“Where there is life, there is hope.” You may have heard that saying, but until addiction became a part of your world, you didn’t really get the full impact of the words. The words can be very real and very direct. But what is hope?
Hope is a feeling of expectation, a desire that something will happen, and a trust in a greater power that what you want will come to pass. In the world of addiction, it has a unique meaning because it isn’t hope that you’ll pass a class in school or get an A on a test. It isn’t about whether you’ll get the new car you hoped for or will see your girlfriend over the holidays, which you hope you will. No, when talking about addiction, hope is a thread that we hang on, dangling, praying to our higher power that we can make it through another day that our loved one won’t die, that we will not lose everything we have because of choices that are connected to mind-altering substances Free By The Sea
There are two reasons we don’t just walk away from our loved ones in active addiction. One is love, and the other is hope. If we didn’t love them, we wouldn’t tolerate the pain addiction brings to a family. If we lacked hope, we’d get out before the pain and destructive qualities of addiction took us down. For the addict, hope might be that they will, once more, have a family once they find recovery (or the mistaken belief that their family will be there when they are not in good recovery). In truth, if we really love them and have hopes for them, we need to walk away until they figure out that they need to find and live in recovery. And sometimes, for the family, losing hope gives the family the strength to walk away from the addict and get out of the way of their loved one’s recovery.
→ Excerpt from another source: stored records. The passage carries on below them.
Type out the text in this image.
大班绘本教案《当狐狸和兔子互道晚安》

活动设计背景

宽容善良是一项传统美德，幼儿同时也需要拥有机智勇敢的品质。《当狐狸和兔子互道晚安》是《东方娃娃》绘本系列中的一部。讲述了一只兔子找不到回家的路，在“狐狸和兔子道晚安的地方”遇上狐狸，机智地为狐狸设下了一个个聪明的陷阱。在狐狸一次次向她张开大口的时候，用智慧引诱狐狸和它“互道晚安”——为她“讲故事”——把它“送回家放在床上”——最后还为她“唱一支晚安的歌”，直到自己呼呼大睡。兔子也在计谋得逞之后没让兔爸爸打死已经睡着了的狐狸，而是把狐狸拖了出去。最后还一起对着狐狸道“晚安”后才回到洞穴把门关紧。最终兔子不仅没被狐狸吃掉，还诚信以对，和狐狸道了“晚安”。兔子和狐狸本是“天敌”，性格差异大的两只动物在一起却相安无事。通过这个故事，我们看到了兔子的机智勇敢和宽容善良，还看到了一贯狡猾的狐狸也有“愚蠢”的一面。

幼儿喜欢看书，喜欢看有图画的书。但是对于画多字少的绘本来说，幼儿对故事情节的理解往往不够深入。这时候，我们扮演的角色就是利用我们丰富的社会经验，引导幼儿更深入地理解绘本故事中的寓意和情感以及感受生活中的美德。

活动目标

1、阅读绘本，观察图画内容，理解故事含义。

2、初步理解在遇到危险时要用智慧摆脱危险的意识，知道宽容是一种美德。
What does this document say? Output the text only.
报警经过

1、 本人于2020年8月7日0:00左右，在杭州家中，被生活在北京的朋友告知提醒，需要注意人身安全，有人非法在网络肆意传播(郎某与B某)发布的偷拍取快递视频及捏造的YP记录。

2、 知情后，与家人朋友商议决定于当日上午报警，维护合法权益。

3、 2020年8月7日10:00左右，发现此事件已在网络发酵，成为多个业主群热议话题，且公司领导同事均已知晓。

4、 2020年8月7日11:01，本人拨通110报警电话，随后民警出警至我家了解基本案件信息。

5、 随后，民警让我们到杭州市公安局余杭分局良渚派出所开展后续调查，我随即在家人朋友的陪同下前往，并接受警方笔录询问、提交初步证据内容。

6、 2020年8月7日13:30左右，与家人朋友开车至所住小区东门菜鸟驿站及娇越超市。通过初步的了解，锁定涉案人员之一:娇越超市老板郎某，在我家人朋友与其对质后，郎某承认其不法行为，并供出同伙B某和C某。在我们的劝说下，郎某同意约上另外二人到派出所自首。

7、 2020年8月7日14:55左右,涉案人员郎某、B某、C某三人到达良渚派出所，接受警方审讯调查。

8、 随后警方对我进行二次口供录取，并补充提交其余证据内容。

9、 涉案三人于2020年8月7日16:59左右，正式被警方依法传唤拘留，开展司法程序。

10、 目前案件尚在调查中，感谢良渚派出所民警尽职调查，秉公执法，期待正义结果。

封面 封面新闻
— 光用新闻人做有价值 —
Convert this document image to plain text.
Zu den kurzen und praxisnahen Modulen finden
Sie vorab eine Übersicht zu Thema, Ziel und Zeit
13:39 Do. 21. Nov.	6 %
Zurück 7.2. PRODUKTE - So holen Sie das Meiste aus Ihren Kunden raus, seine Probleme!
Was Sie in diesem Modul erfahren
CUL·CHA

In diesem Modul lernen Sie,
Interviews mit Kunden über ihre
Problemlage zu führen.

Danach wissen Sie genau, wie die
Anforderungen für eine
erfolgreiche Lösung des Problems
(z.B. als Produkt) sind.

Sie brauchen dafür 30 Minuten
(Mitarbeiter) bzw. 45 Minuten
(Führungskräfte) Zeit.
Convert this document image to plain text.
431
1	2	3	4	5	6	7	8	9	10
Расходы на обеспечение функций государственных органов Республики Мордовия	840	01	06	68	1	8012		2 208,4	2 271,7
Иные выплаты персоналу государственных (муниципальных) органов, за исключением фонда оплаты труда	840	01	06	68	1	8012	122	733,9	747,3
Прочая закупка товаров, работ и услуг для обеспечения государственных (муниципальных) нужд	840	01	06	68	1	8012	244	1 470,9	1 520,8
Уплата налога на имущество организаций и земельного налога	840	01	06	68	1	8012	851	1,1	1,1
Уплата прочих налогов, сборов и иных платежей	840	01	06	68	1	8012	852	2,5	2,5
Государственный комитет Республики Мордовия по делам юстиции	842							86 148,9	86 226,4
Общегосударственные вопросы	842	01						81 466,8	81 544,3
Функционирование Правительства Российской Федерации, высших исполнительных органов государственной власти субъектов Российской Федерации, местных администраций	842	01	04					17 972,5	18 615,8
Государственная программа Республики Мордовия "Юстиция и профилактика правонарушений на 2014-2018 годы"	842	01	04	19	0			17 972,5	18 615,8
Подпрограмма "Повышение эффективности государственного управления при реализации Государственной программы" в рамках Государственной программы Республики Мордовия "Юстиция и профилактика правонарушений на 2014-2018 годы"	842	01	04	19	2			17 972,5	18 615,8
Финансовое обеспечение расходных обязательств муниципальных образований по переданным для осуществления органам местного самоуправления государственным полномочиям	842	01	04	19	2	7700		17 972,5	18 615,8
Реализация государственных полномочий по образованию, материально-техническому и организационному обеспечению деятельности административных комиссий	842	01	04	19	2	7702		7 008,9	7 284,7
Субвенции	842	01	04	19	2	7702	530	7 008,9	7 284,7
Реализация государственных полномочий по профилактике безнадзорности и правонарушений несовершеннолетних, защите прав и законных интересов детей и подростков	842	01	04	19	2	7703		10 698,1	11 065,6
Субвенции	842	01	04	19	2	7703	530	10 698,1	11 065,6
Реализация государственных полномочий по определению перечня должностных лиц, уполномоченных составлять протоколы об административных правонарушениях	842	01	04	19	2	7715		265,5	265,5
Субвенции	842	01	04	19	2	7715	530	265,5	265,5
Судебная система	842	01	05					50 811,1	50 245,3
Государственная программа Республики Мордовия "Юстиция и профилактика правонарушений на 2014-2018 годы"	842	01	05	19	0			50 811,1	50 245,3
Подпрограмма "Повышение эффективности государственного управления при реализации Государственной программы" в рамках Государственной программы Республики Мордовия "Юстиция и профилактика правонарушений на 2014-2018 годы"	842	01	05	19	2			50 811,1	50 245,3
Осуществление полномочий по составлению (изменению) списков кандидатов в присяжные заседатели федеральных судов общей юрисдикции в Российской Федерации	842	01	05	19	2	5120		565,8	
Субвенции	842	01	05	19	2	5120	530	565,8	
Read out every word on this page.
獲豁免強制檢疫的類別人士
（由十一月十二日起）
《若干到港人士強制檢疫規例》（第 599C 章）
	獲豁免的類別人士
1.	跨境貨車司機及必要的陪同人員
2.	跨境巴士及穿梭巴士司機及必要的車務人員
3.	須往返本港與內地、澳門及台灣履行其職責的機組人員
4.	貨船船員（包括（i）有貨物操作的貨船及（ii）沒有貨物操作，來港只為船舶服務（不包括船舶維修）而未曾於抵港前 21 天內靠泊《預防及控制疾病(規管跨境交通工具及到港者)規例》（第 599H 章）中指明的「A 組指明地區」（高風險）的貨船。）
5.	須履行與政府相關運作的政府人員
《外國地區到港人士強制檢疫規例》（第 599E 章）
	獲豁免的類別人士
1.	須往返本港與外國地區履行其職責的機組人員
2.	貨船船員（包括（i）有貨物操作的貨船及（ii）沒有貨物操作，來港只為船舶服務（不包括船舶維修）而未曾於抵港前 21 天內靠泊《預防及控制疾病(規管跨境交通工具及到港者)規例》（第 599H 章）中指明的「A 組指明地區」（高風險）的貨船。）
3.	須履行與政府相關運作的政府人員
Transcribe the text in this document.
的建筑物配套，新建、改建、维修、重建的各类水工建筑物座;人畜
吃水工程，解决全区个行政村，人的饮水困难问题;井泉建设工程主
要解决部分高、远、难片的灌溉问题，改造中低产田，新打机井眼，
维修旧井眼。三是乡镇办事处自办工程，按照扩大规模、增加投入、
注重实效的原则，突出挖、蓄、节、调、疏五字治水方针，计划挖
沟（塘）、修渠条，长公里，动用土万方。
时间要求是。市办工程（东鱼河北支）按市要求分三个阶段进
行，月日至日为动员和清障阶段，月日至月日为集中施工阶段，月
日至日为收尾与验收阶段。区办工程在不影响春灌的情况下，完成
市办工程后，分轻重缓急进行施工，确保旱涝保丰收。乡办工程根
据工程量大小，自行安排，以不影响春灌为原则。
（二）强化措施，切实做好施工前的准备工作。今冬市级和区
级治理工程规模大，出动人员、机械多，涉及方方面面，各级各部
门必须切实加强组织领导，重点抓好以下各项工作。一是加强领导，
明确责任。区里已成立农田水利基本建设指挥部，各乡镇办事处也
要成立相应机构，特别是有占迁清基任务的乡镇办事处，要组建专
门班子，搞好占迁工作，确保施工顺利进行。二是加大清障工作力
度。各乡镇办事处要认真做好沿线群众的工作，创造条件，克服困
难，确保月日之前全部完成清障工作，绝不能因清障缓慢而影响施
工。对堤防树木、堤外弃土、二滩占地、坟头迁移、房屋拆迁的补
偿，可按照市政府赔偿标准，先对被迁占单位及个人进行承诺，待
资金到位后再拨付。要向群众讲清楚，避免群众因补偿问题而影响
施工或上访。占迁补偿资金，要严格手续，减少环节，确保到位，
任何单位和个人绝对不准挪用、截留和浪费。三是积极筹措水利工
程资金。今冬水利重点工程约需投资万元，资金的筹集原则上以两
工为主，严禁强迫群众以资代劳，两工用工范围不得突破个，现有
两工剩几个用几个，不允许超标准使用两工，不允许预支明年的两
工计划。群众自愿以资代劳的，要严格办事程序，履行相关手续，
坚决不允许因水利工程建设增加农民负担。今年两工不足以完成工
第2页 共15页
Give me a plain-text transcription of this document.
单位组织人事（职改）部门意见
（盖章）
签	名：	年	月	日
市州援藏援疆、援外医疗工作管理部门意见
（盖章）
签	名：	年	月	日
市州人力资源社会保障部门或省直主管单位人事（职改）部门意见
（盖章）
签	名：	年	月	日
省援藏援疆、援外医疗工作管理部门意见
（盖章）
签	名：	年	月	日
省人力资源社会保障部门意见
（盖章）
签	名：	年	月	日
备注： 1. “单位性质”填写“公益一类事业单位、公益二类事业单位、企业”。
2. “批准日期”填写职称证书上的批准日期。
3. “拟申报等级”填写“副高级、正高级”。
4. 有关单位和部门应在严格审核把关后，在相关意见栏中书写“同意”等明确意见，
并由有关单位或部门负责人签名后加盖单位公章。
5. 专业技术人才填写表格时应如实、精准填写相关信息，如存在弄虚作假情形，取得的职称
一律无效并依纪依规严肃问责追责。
Too often, we are convinced that once an addict, always an addict. And the truth is that an addict will almost always have desires to use a mind-altering substance, but in recovery, they find the strength to avoid relapsing, often by avoiding the triggers. That’s when it’s most evident to everyone that it’s always up to them.
When a family member only sees negative things about addicts, they begin to lose hope in the addict ever finding recovery. But that isn’t true, as evidenced by thousands of people who have successfully beaten their addiction and gone on to lead productive and sober lives. Sometimes we just need to step aside.
People judge others by their own life experiences. Growing up, many people believed that druggies were “bad people.” They couldn’t understand why people would choose to be homeless, why they would drink and use drugs, walk around dirty and unkempt, and constantly beg. Most people were afraid of them, not because of a real threat, but because they were ignorant of facts. Once they begin to see that there were plenty of good people who were in a bad place, it becomes easier to offer them what they need to succeed in recovery. That could be helping to get them to rehab, bringing them to a support group, or just having faith. Some of the addicts want to get out of the rut they are in; others have yet to find the clarity to understand the need. But we hope for their addiction recovery and ours.